Microsoft’s Bing Chat is beginning to roll out options that let users make the chat’s responses creative, balanced, or more precise. Just be careful: adopting the “creative” option will initially make the Bing AI chatbot less accurate, in the name of more entertaining responses.
Microsoft began rolling out the new Bing Chat response options at the end of last week. (This reporter does not yet have access to them on his personal account.) Mike Davidson, corporate vice president of Design and Research at Microsoft shared a screenshot:
Microsoft is attempting to balance what it apparently sees as Bing’s core function: a “copilot for the web.” It’s never been quite clear what that entirely entails, but, initially, it seemed like Microsoft intended Bing Chat to be a tool to supplement its traditional search engine: summarizing results pulled from a variety of sites, to save users the need to dig for those results on their own. Some of the more creative elements, such as the ability to tell stories and write poems, were apparently seen as bonuses.
Perhaps unfortunately for Microsoft, it was these creative elements that users latched on to, building on what rival OpenAI’s ChatGPT allowed. When journalists and testers began pushing the limits of what Bing could do, they ended up with some bizarre results, such as threats and weird inquiries about relationships. In response, Microsoft clamped down hard, limiting replies and essentially blocking Bing’s more entertaining responses.
Microsoft is apparently trying to resuscitate Bing’s more creative impulses with the additional controls. But there’s apparently a cost for doing so, based on my own questions to Davidson. Large language models sometimes “hallucinate” (make up) false facts, which many reporters have noticed when closely querying ChatGPT and other chatbots. (It’s presumably one of the reasons Bing Chat cites its sources through footnotes.)
I asked Davidson whether or not the creative or precise modes would affect the factual accuracy of the responses, or whether Bing would adopt a more creative or factual tone instead.

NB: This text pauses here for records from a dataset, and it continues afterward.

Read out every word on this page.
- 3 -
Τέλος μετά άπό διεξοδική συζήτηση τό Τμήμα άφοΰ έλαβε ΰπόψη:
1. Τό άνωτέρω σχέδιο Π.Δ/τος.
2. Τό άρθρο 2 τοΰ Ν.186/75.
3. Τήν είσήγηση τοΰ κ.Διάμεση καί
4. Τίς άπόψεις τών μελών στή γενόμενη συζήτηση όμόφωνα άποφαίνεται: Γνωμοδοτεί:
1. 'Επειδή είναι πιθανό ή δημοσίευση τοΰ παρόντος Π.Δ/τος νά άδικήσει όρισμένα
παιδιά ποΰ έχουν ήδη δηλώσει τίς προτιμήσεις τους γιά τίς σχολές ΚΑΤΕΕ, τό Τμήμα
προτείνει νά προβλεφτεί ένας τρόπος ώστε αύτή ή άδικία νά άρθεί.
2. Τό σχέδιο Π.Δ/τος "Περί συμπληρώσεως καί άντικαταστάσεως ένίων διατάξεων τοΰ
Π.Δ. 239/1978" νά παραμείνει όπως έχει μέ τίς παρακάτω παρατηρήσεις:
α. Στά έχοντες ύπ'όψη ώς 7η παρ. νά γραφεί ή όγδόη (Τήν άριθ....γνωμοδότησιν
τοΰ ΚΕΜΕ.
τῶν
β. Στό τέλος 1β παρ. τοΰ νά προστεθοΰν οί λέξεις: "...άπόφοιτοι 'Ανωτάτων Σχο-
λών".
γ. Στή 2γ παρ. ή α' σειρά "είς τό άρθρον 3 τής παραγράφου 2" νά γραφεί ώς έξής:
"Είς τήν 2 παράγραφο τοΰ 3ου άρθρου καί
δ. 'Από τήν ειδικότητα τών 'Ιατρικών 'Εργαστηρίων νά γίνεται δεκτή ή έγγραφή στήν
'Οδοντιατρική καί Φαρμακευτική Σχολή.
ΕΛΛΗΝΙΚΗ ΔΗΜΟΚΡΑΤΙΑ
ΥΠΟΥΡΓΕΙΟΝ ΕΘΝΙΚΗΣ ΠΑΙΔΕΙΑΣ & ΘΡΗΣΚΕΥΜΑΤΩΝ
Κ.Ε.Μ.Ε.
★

What Davidson is saying is that if you opt for the more creative response, you run the risk of Bing inventing information. On the other hand, the “creative” toggle presumably is designed for more creative output, where absolute accuracy isn’t a priority.
Just to be sure, I asked for clarification. Davidson went on to say that if users want an entirely accurate response, it comes at the cost of creativity. Eliminating creative responses on the basis of inaccuracy defeats the purpose. In time, however, that may change.
Microsoft, then, is making a choice—and you’ll have to make one, too. If you want to use Bing Chat in its role as a search assistant, select the “precise” option. If you value more creativity and don’t care so much whether the topics Bing brings up are totally accurate, select the “creative” option. Perhaps in the future the twain shall meet.